Some people live in houses and apartments that simply don’t fit them. The three most basic problems are 1) the person doesn’t know what’s wrong 2) the person thinks it’s too difficult to fix 3) too much stuff.
1) should be the easiest but is actually the hardest. There aren’t classes about how to be copacetic with one’s surroundings. People move into a place, toss stuff around and expect things to work out. No, my dear, no. It’s like opening up the fridge and tossing two tablespoons of everything into a bowl and calling it salad. You need to sit in each room and THINK. (Champagne helps this process). Now don’t go overboard (a phrase you will seldom hear form me – you SHOULD go overboard, but in-home decorating one must think, sigh, of the budget or one won’t have a home to decorate) but contemplate – what does this room need? Do the chairs need to be a different color? Buy white cotton sheets, dye them the correct color and drape. Does something need to be higher or lower or disappeared or moved?
Step 2 is easiest. Think about poor but strong college students. Most colleges have a surplus of robust undergrads who would love to whitewash your basement walls or run an old piece of furniture to the dump. In the States, of course there is Craig’s List, but wherever you are, try a nearby college, especially the student affairs people who often have a list of students who will work for low pay and beer tips (except Germany or France – the German students are all studying; the French ones all look so much more chic than you, it’s depressing when the people who are coming to regrout the bathroom are dressed infinitely more elegantly than you. Avoid all French people unless you are in full war regalia including good perfume, catwalk-ready make-up, major gold, fey shoes, a non-color-coordinated ensemble and a purse that costs as much as a car. Of course, they will still not accord you any respect but at least they will not subject you to withering scorn by hissing scathing remarks at you. You have been warned.)
Yes of course you should hire professional painters if you can, but college students can also paint. They can hang pictures, dust the top of shelves, move beds, assemble IKEA furniture and haul anything to whichever charity you prefer.
Need curtains dyed, shorted, hung, or repaired? Hie thee to the college theater department in which there will be a costume and set designer, hidden in a corner and obscured by a sewing machine the size of a harvesting combine. Remember Edna in The Incredibles? That’s who you need and theater departments have Ednas galore. If they can’t help you, they know who can.
The ‘too much stuff’ issue has gotten a lot of press but Tosha Silver and Gretchen Rubin have a wise point that is often over-looked. Some people say, ‘my house is clean.’ Now clean is good, but clean is not enough, Liebchen. Clean means there is no dirt – but there still could be drawers, cupboards, even whole rooms which although dust-less still fill you with fear. Those five boxes in the attic, that low shelf in the garage, the ‘back closet’ of doom, the bottom drawer of your nightstand.
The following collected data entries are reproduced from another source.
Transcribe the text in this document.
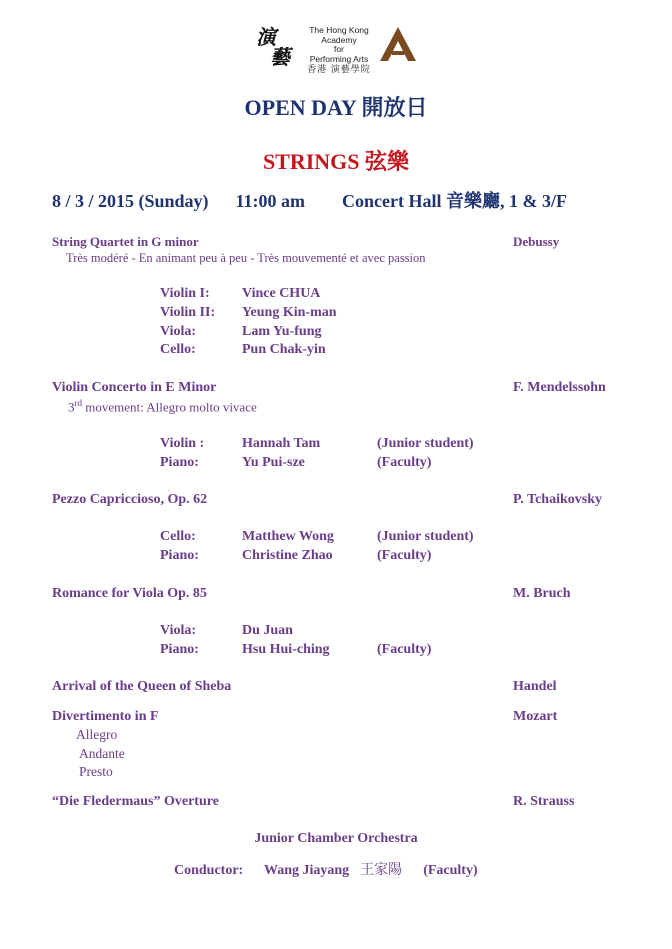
演
藝
The Hong Kong Academy
for
Performing Arts
香港 演藝學院
OPEN DAY 開放日
STRINGS 弦樂
8 / 3 / 2015 (Sunday) 11:00 am Concert Hall 音樂廳, 1 & 3/F
String Quartet in G minor	Debussy
Très modéré - En animant peu à peu - Très mouvementé et avec passion
Violin I: Vince CHUA
Violin II: Yeung Kin-man
Viola:	Lam Yu-fung
Cello:	Pun Chak-yin
Violin Concerto in E Minor	F. Mendelssohn
3rd movement: Allegro molto vivace
Violin :	Hannah Tam	(Junior student)
Piano:	Yu Pui-sze	(Faculty)
Pezzo Capriccioso, Op. 62	P. Tchaikovsky
Cello:	Matthew Wong	(Junior student)
Piano:	Christine Zhao	(Faculty)
Romance for Viola Op. 85	M. Bruch
Viola:	Du Juan
Piano:	Hsu Hui-ching	(Faculty)
Arrival of the Queen of Sheba	Handel
Divertimento in F	Mozart
Allegro
Andante
Presto
“Die Fledermaus” Overture	R. Strauss
Junior Chamber Orchestra
Conductor: Wang Jiayang 王家陽 (Faculty)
No, my dear, you cannot rest yet, your task is unfinished.
The goal (and no it’s not impossible, don’t even think to whine at me, you lump) is that on a Saturday afternoon with a glass of something cold, sparkly and a delicious shade of light pink in your hand, there is not one corner of your domain that sparks concern or fear.
I am not saying there isn’t room for improvement, of course you want your sofa covered in Jim Thompson silk, but there is no dread of that cabinet, that room, the attic, etc. Find your inner rhinoceros – vanquish your fear – attack that place in your house that you do not want to think about.
I am not saying (keep up buttercup!) get rid of everything, of course if you want to keep 8 boxes of Hildegard’s paintings from kindergarten, you have a dispensation, but they must be study cardboard or plastics boxes, labeled on three sides and at least 4 inches off the ground.
And I am not saying the everything must be Martha Stewart/ Marie Kondo level of organized, but that you are NEVER wasting time looking for X because X has a place to live and is in that place or in your hand. Be as disorganized as you please but if you are stomping around your house muttering WHERE IS THAT *#&$^ – you will be uninvited to my Solstice Party on my tropical island because I do not want guests stomping around my yacht muttering WHERE ARE MY SUNGLASSES or stomping around my 7-star hotel muttering WHERE IS MY HOTEL KEY.
Pour yourself something yummy, pull yourself together, attack the no-go zones in your house like a charging emu then curl up like a wombat and watch Miss Pettigrew Lives for a Day or Casablanca.